Mary, demonstrates this kind of awareness as she contemplates Jesus born into the world, and the hymn that she sings – called the magnificat – holds some of her response, even though it seems that she proclaims these words right near the beginning of her pregnancy when she meets Elizabeth. Can she know all of what she will experience being pregnant with Jesus, or the birth, or the effort of bringing him up, watching him, and watching the mystery of who he is unfold? Of course not! She was a young girl.
But of course, this gospel story is only written at the end of the 1st century, so the writer has the benefit of observing Mary at the time, through it, and after it all. There is prophetic message in her proclamation – God’s actions from time of old – God is also doing something new – turning the world upside down through this incarnation.
But Mary, is really the teacher of the mystery. She was present to it step-by-step. Feeling him move in the womb, giving birth to him, feeding him, observing him as he grew up, and seeing his divinity revealed as it happened, and his trial, suffering and death, and rising and ascension. This is an incarnational relationship, and what she gives to us is her pondering observing, responding, (some written, some imagined, and gained only through my pondering her story….).
It is like the stories we’ve heard from mothers and grandmothers of refugees – Libya to the continent, and southern states to the USA. Just like the stories of Indigenous mothers in the past generation watching their children and grandchildren suffer as they are removed from home to school, and their language removed, and their suffering, and the death of some. This is how we get in touch with gospel mystery, and open ourselves to learn through it and be changed by it – which is God changing us.
So, certainly there is a personal response to Jesus through baptism, or through my “yes”, or how ever you understand being born again into Jesus, but then there is being born again, and again and again, and these re-births come through pondering the mystery’s/complexities of the gospels myself, and through the experience of holy people who’s stories we ponder.
 Helen Dunn, The Spirit of the Time, (CCC. August 16, 2019).
 William Bausch, Storytelling.
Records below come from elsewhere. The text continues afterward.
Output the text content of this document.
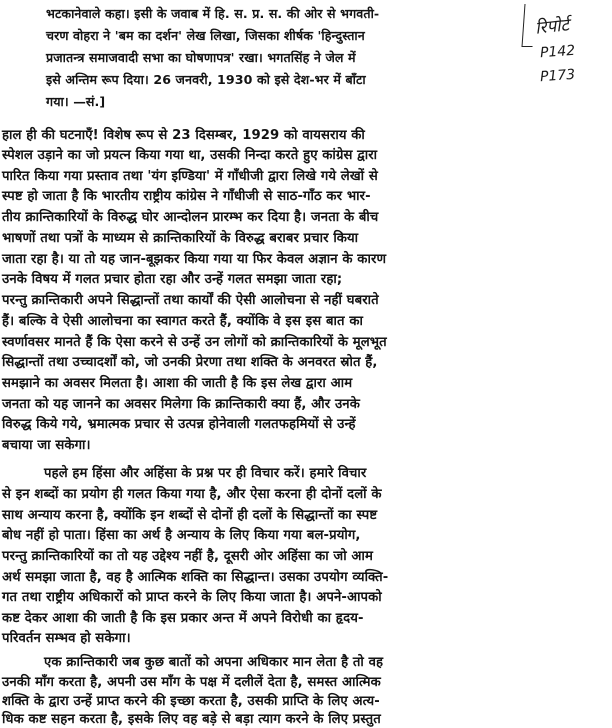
रिपोर्ट
P142
P173
भटकानेवाले कहा। इसी के जवाब में हि. स. प्र. स. की ओर से भगवती-
चरण वोहरा ने 'बम का दर्शन' लेख लिखा, जिसका शीर्षक 'हिन्दुस्तान
प्रजातन्त्र समाजवादी सभा का घोषणापत्र' रखा। भगतसिंह ने जेल में
इसे अन्तिम रूप दिया। 26 जनवरी, 1930 को इसे देश-भर में बाँटा
गया। —सं.]
हाल ही की घटनाएँ! विशेष रूप से 23 दिसम्बर, 1929 को वायसराय की
स्पेशल उड़ाने का जो प्रयत्न किया गया था, उसकी निन्दा करते हुए कांग्रेस द्वारा
पारित किया गया प्रस्ताव तथा 'यंग इण्डिया' में गाँधीजी द्वारा लिखे गये लेखों से
स्पष्ट हो जाता है कि भारतीय राष्ट्रीय कांग्रेस ने गाँधीजी से साठ-गाँठ कर भार-
तीय क्रान्तिकारियों के विरुद्ध घोर आन्दोलन प्रारम्भ कर दिया है। जनता के बीच
भाषणों तथा पत्रों के माध्यम से क्रान्तिकारियों के विरुद्ध बराबर प्रचार किया
जाता रहा है। या तो यह जान-बूझकर किया गया या फिर केवल अज्ञान के कारण
उनके विषय में गलत प्रचार होता रहा और उन्हें गलत समझा जाता रहा;
परन्तु क्रान्तिकारी अपने सिद्धान्तों तथा कार्यों की ऐसी आलोचना से नहीं घबराते
हैं। बल्कि वे ऐसी आलोचना का स्वागत करते हैं, क्योंकि वे इस इस बात का
स्वर्णावसर मानते हैं कि ऐसा करने से उन्हें उन लोगों को क्रान्तिकारियों के मूलभूत
सिद्धान्तों तथा उच्चादर्शों को, जो उनकी प्रेरणा तथा शक्ति के अनवरत स्रोत हैं,
समझाने का अवसर मिलता है। आशा की जाती है कि इस लेख द्वारा आम
जनता को यह जानने का अवसर मिलेगा कि क्रान्तिकारी क्या हैं, और उनके
विरुद्ध किये गये, भ्रमात्मक प्रचार से उत्पन्न होनेवाली गलतफहमियों से उन्हें
बचाया जा सकेगा।
पहले हम हिंसा और अहिंसा के प्रश्न पर ही विचार करें। हमारे विचार
से इन शब्दों का प्रयोग ही गलत किया गया है, और ऐसा करना ही दोनों दलों के
साथ अन्याय करना है, क्योंकि इन शब्दों से दोनों ही दलों के सिद्धान्तों का स्पष्ट
बोध नहीं हो पाता। हिंसा का अर्थ है अन्याय के लिए किया गया बल-प्रयोग,
परन्तु क्रान्तिकारियों का तो यह उद्देश्य नहीं है, दूसरी ओर अहिंसा का जो आम
अर्थ समझा जाता है, वह है आत्मिक शक्ति का सिद्धान्त। उसका उपयोग व्यक्ति-
गत तथा राष्ट्रीय अधिकारों को प्राप्त करने के लिए किया जाता है। अपने-आपको
कष्ट देकर आशा की जाती है कि इस प्रकार अन्त में अपने विरोधी का हृदय-
परिवर्तन सम्भव हो सकेगा।
एक क्रान्तिकारी जब कुछ बातों को अपना अधिकार मान लेता है तो वह
उनकी माँग करता है, अपनी उस माँग के पक्ष में दलीलें देता है, समस्त आत्मिक
शक्ति के द्वारा उन्हें प्राप्त करने की इच्छा करता है, उसकी प्राप्ति के लिए अत्य-
धिक कष्ट सहन करता है, इसके लिए वह बड़े से बड़ा त्याग करने के लिए प्रस्तुत
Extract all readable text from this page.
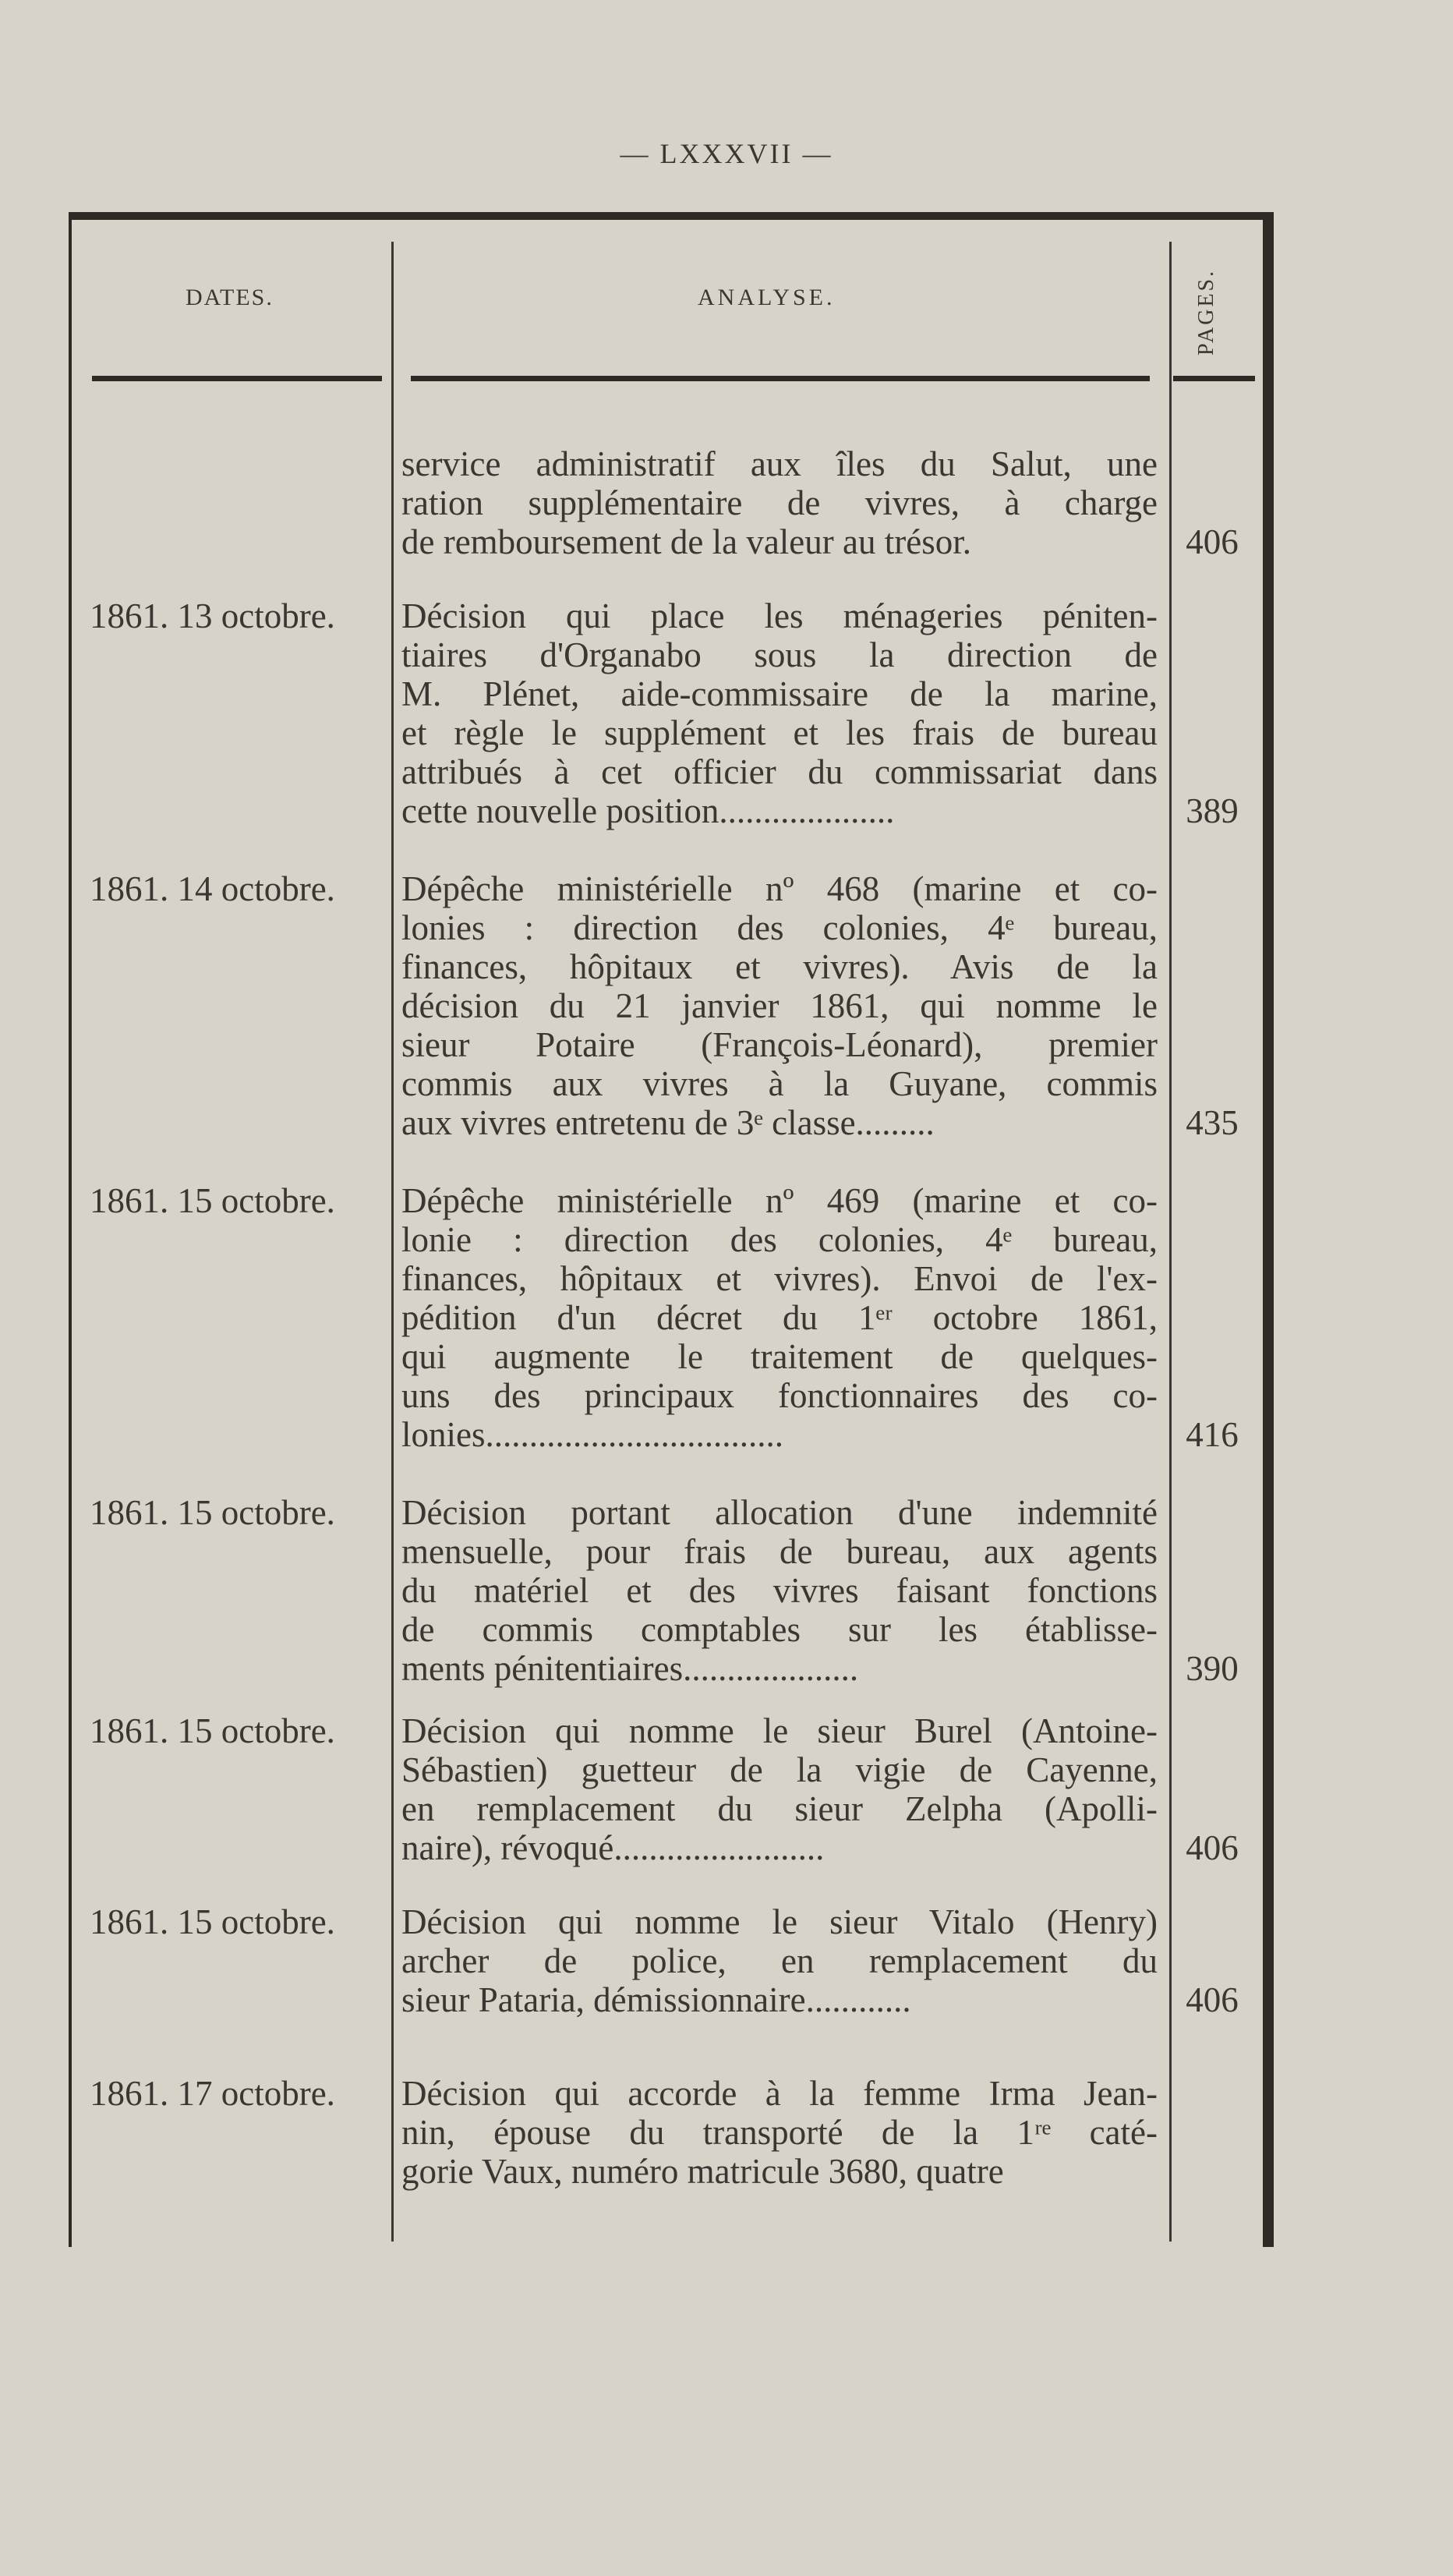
— LXXXVII —
DATES.	ANALYSE.	PAGES.
service administratif aux îles du Salut, une
ration supplémentaire de vivres, à charge
de remboursement de la valeur au trésor.	406
1861. 13 octobre.	Décision qui place les ménageries péniten-
tiaires d'Organabo sous la direction de
M. Plénet, aide-commissaire de la marine,
et règle le supplément et les frais de bureau
attribués à cet officier du commissariat dans
cette nouvelle position....................	389
1861. 14 octobre.	Dépêche ministérielle nº 468 (marine et co-
lonies : direction des colonies, 4ᵉ bureau,
finances, hôpitaux et vivres). Avis de la
décision du 21 janvier 1861, qui nomme le
sieur Potaire (François-Léonard), premier
commis aux vivres à la Guyane, commis
aux vivres entretenu de 3ᵉ classe.........	435
1861. 15 octobre.	Dépêche ministérielle nº 469 (marine et co-
lonie : direction des colonies, 4ᵉ bureau,
finances, hôpitaux et vivres). Envoi de l'ex-
pédition d'un décret du 1ᵉʳ octobre 1861,
qui augmente le traitement de quelques-
uns des principaux fonctionnaires des co-
lonies..................................	416
1861. 15 octobre.	Décision portant allocation d'une indemnité
mensuelle, pour frais de bureau, aux agents
du matériel et des vivres faisant fonctions
de commis comptables sur les établisse-
ments pénitentiaires....................	390
1861. 15 octobre.	Décision qui nomme le sieur Burel (Antoine-
Sébastien) guetteur de la vigie de Cayenne,
en remplacement du sieur Zelpha (Apolli-
naire), révoqué........................	406
1861. 15 octobre.	Décision qui nomme le sieur Vitalo (Henry)
archer de police, en remplacement du
sieur Pataria, démissionnaire............	406
1861. 17 octobre.	Décision qui accorde à la femme Irma Jean-
nin, épouse du transporté de la 1ʳᵉ caté-
gorie Vaux, numéro matricule 3680, quatre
Imagination and Faith. (Mystic, CT: Twenty-Third Publications, 1984),115
 Hannah’s poem in 1 Sam 2, it has what is called CONTINUITY, –, God taking the part of the poor, lonely and oppressed, and mercy shown from generation to generation) so God is working in the ways God has always worked. But there is also DISCONTINUITY. God is also doing something new. Luke is also challenging the reasonably wealthy to realize they have to make a difference in society – because they can.